El Diario Financiero - Desde la academia
Fecha : 01/12/2006
Claudia Heiss, Ciencia Política, New School for Social Research


¿Ser o tener?

El recién lanzado "The Trouble With Diversity: How We Learned to Love Identity and Ignore Inequality" (Metropolitan Books, 2006) es un provocador ataque a las políticas del multiculturalismo que han proliferado en décadas recientes en EE.UU. y Europa. Para el profesor de la Universidad de Illinois en Chicago Walter Benn Michaels, el elogio de la diversidad étnica, racial o cultural no es más que una manera de eludir la injusticia socioeconómica.

"El asunto con la diversidad -escribe- no es sólo que no podrá resolver el problema de la desigualdad económica; es que nos dificulta incluso ver ese problema". Con elocuencia y fuerte apoyo estadístico, afirma que las políticas pro-diversidad en las universidades estadounidenses no han mejorado el acceso de personas de distintos niveles socioeconómicos a la educación superior, sino que se han encargado de que los hijos de familias ricas "de los colores adecuados" puedan ingresar. Agrega que asociar clase con pertenencia étnica es un error cuando el 46% de los pobres en EE.UU. son blancos.

El autor apela a la biología para desestimar categorías como "raza" y "etnia" -todos los seres humanos tenemos el mismo ADN-y rechaza la construcción de identidades culturales basadas en diferencias físicas o religiosas. Para ilustrar su punto, recurre a la glamorosa imagen de los ricos que presenta F. Scott Fitzgerald en "El Gran Gatsby", donde lo que las personas son parece independiente de lo que poseen. En la novela, no importa cuán rico llegue a ser el personaje, no logrará pertenecer a la clase alta. "Los ricos son diferentes a nosotros", se supone que le dijo una vez Fitzgerald a Hemingway. A lo que Hemingway respondió: "sí, tienen más dinero".

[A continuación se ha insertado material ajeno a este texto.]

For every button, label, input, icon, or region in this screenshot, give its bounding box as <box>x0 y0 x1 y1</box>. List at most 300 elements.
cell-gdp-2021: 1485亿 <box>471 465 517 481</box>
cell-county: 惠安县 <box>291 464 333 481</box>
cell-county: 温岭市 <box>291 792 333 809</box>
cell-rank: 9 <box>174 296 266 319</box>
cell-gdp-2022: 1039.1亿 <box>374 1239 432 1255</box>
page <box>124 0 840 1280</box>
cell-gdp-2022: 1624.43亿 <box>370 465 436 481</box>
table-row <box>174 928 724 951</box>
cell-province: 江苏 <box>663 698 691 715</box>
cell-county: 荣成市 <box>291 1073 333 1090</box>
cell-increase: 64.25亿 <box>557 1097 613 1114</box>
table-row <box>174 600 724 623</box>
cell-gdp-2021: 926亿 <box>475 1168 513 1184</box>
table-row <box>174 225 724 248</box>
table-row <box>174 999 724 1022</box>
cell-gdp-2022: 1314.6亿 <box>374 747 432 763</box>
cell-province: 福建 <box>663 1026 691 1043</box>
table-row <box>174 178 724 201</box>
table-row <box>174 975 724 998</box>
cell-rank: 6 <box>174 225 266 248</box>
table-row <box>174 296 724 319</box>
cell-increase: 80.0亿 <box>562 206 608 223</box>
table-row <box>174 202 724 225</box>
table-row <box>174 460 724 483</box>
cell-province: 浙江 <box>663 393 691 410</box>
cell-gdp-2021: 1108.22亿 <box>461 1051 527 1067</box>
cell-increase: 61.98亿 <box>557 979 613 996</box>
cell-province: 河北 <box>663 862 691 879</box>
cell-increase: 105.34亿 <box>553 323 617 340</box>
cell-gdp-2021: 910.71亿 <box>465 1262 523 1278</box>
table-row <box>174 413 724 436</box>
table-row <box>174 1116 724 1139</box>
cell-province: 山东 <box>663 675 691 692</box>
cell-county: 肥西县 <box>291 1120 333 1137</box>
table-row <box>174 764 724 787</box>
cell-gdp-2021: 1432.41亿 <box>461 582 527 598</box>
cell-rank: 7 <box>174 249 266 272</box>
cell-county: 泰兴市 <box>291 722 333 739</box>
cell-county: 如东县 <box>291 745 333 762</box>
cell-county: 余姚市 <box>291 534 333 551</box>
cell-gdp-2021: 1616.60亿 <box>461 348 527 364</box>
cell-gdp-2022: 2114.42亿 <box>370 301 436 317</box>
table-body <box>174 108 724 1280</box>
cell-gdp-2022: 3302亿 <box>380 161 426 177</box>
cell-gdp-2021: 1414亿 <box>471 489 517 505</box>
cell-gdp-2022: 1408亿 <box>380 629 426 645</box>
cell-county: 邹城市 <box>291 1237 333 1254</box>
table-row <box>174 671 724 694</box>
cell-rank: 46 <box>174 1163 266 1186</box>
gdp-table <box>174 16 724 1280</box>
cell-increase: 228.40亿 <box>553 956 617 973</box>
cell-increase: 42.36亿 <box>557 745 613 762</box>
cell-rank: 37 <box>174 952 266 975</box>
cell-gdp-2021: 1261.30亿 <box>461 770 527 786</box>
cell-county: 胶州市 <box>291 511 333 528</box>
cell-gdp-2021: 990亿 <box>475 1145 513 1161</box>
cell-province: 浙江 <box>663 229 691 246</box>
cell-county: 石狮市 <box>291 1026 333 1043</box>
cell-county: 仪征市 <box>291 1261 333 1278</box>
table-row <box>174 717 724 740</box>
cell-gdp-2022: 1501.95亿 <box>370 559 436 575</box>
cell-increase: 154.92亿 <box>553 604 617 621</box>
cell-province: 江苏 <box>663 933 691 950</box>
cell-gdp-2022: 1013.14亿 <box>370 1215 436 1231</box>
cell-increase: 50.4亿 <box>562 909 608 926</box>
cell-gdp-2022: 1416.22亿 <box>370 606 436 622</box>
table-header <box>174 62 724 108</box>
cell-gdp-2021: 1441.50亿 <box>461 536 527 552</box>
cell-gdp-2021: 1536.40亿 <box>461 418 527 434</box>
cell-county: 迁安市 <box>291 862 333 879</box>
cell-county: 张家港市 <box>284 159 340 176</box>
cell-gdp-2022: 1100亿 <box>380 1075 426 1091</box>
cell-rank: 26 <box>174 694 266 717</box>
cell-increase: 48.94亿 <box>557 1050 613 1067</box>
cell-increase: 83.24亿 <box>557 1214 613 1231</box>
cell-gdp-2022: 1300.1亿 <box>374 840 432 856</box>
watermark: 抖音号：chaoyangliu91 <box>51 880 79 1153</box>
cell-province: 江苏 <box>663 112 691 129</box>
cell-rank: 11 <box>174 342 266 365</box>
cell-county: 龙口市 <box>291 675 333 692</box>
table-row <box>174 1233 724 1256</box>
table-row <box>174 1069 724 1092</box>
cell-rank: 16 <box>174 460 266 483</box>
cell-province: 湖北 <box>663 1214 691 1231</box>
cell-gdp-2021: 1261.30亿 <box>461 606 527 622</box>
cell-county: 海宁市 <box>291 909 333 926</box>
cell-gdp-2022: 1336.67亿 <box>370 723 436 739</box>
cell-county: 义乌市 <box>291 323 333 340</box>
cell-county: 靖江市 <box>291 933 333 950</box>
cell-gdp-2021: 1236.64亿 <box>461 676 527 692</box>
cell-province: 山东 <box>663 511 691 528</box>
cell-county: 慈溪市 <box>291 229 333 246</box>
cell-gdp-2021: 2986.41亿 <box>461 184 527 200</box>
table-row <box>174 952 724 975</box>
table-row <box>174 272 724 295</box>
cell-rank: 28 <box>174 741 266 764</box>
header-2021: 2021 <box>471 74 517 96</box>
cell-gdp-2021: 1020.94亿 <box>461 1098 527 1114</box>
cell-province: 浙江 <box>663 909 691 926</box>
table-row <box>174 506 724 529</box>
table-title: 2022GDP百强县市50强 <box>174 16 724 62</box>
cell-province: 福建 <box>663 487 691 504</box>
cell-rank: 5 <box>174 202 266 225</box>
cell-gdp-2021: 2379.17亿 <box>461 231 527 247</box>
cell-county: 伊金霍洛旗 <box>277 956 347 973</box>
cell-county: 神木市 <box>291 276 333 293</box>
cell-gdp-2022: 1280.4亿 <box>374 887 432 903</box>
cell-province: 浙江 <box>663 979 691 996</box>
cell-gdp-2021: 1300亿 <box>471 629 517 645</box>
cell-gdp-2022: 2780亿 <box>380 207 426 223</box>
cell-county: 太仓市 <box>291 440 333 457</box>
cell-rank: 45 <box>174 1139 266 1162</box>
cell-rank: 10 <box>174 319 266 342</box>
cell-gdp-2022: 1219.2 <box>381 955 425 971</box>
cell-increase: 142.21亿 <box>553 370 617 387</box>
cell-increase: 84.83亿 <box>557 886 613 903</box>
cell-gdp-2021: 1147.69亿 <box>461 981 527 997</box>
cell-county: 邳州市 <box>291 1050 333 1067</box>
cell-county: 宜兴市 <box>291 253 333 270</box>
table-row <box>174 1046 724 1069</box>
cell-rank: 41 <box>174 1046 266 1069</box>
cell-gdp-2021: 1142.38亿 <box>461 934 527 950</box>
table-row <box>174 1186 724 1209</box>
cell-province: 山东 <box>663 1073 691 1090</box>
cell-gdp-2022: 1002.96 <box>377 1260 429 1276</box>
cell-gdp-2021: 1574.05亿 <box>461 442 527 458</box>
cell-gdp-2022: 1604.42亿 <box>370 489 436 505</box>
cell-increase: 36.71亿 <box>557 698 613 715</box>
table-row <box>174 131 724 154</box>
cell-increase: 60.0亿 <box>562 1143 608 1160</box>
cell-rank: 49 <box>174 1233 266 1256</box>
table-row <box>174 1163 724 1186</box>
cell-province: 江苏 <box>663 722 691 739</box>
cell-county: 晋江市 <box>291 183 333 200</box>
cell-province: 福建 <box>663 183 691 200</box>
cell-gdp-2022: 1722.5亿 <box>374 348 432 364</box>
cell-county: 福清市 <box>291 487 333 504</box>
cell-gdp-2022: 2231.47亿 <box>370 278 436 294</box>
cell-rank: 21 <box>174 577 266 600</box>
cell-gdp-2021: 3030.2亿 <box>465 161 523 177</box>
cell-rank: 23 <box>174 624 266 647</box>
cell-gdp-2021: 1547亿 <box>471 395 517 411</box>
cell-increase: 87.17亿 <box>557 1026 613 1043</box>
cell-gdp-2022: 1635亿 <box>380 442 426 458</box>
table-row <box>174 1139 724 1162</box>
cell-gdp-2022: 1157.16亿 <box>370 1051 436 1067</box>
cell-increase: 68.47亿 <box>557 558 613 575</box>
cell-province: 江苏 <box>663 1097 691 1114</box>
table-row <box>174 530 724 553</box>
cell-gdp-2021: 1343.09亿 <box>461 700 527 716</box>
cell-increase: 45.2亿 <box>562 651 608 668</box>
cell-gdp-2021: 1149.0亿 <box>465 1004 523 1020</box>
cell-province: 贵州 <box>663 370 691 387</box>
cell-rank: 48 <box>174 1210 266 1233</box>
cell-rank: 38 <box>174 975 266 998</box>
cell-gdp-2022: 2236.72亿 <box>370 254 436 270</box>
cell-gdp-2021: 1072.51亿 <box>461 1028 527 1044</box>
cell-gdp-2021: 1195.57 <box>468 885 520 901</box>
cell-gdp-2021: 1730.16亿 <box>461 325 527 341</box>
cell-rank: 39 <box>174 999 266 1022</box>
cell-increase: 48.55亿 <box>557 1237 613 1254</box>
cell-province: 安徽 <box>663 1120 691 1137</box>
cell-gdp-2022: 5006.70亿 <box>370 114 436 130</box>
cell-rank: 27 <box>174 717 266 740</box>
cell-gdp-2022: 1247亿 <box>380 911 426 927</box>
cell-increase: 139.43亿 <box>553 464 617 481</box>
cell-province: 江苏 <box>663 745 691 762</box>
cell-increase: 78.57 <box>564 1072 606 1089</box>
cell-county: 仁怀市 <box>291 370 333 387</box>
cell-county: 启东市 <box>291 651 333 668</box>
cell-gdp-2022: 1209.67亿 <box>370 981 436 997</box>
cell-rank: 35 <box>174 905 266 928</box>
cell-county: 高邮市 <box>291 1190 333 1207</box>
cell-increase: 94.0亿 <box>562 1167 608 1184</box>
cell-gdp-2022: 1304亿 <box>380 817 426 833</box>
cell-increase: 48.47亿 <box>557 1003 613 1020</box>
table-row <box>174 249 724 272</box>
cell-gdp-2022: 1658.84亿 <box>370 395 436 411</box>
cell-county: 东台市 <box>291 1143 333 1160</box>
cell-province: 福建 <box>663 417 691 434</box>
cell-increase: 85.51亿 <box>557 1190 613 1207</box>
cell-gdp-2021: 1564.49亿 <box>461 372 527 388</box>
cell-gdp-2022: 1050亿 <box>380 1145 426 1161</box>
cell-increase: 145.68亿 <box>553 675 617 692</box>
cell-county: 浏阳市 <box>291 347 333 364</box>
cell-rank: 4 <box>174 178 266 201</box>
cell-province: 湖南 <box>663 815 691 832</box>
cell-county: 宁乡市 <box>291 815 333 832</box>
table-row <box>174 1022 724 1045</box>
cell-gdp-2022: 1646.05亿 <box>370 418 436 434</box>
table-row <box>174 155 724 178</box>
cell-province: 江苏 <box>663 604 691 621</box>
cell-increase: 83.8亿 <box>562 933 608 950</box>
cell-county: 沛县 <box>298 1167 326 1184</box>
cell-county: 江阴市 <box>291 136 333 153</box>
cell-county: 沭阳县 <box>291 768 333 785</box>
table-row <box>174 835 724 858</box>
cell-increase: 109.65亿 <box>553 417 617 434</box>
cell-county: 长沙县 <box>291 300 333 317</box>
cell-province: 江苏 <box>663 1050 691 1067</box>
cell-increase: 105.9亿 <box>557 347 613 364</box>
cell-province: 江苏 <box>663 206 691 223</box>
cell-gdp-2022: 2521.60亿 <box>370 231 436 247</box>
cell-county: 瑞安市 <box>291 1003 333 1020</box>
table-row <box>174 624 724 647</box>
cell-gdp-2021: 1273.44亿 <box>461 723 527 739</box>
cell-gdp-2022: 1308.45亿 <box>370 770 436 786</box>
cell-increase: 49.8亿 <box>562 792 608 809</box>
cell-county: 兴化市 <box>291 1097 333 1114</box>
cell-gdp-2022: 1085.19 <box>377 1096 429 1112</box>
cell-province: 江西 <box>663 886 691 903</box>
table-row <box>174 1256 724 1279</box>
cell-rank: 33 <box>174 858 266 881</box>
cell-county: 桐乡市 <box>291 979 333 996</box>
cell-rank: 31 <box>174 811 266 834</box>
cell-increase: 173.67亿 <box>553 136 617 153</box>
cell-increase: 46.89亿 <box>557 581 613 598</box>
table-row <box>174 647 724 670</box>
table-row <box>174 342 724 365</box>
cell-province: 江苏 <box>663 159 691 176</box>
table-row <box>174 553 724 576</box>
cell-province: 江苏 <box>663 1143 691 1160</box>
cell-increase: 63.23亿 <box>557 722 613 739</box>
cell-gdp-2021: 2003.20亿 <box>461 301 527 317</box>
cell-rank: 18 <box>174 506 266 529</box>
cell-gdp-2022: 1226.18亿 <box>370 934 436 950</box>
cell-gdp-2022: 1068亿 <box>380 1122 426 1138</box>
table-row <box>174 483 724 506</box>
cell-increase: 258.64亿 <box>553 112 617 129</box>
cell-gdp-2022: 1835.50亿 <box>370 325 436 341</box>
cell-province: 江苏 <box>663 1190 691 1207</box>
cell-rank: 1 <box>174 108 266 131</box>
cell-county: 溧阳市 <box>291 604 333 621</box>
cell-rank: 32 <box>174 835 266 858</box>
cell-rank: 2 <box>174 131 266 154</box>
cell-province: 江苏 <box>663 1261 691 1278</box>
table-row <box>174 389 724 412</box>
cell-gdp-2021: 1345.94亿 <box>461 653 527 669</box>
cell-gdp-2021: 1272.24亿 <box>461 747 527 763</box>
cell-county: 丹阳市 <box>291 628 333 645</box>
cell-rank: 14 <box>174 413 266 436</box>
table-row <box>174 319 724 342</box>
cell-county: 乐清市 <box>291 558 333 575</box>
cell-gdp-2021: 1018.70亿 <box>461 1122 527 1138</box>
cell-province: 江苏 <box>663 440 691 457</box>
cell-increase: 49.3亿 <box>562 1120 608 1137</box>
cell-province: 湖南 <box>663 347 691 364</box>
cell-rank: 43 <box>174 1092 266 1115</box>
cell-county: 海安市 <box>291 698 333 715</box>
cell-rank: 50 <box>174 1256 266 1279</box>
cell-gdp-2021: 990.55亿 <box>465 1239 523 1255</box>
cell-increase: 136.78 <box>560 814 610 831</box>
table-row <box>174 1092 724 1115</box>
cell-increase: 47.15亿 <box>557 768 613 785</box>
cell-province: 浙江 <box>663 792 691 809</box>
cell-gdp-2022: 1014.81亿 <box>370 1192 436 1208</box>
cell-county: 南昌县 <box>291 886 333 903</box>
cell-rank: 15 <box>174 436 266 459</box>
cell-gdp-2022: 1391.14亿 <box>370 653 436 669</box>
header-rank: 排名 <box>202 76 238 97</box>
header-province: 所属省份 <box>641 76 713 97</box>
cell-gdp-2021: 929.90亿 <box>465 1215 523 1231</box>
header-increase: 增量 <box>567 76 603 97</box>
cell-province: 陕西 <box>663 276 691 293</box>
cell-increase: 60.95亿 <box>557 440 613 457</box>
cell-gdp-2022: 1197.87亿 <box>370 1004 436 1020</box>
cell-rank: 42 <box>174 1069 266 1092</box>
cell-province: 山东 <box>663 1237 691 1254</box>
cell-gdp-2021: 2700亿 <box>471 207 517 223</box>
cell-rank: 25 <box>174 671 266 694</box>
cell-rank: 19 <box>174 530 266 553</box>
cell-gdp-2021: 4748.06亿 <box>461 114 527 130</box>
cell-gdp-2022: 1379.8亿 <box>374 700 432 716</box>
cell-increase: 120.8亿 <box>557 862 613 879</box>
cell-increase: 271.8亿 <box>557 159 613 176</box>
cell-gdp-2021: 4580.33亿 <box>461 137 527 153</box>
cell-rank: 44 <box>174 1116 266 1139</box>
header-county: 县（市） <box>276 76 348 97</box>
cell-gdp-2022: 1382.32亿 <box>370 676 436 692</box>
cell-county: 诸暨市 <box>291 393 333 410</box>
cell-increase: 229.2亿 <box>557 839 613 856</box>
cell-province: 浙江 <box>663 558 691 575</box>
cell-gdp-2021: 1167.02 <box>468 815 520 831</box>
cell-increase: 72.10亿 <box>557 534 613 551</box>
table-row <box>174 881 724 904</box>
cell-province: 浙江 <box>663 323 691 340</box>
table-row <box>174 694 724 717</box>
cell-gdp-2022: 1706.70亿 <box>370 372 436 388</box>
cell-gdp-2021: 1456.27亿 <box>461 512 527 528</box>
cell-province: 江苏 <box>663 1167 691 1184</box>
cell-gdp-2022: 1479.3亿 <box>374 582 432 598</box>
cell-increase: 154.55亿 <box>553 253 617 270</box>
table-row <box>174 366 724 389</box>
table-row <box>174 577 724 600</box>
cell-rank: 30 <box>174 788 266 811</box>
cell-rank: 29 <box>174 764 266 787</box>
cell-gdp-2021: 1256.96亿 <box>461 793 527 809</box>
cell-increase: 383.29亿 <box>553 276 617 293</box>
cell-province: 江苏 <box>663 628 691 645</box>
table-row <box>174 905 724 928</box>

Michaels busca poner en el centro del debate la desigualdad por lo que se tiene, en reemplazo de las nociones que identifican la desigualdad con lo que se es. Si bien esta mirada plantea un cuestionamiento válido a las políticas que defienden la diversidad, parece demasiado simple intentar reemplazar el problema de las identidades por el choque entre clase sociales. Más fructíferos parecen los esfuerzos de la teórica política Nancy Fraser por conciliar el debate sobre el reconocimiento de identidades con el problema de la justicia redistributiva. Intentar negar el papel de las identidades parece, a estas alturas, un ingenuo esfuerzo por revivir modelos antiguos e insuficientes de justicia social.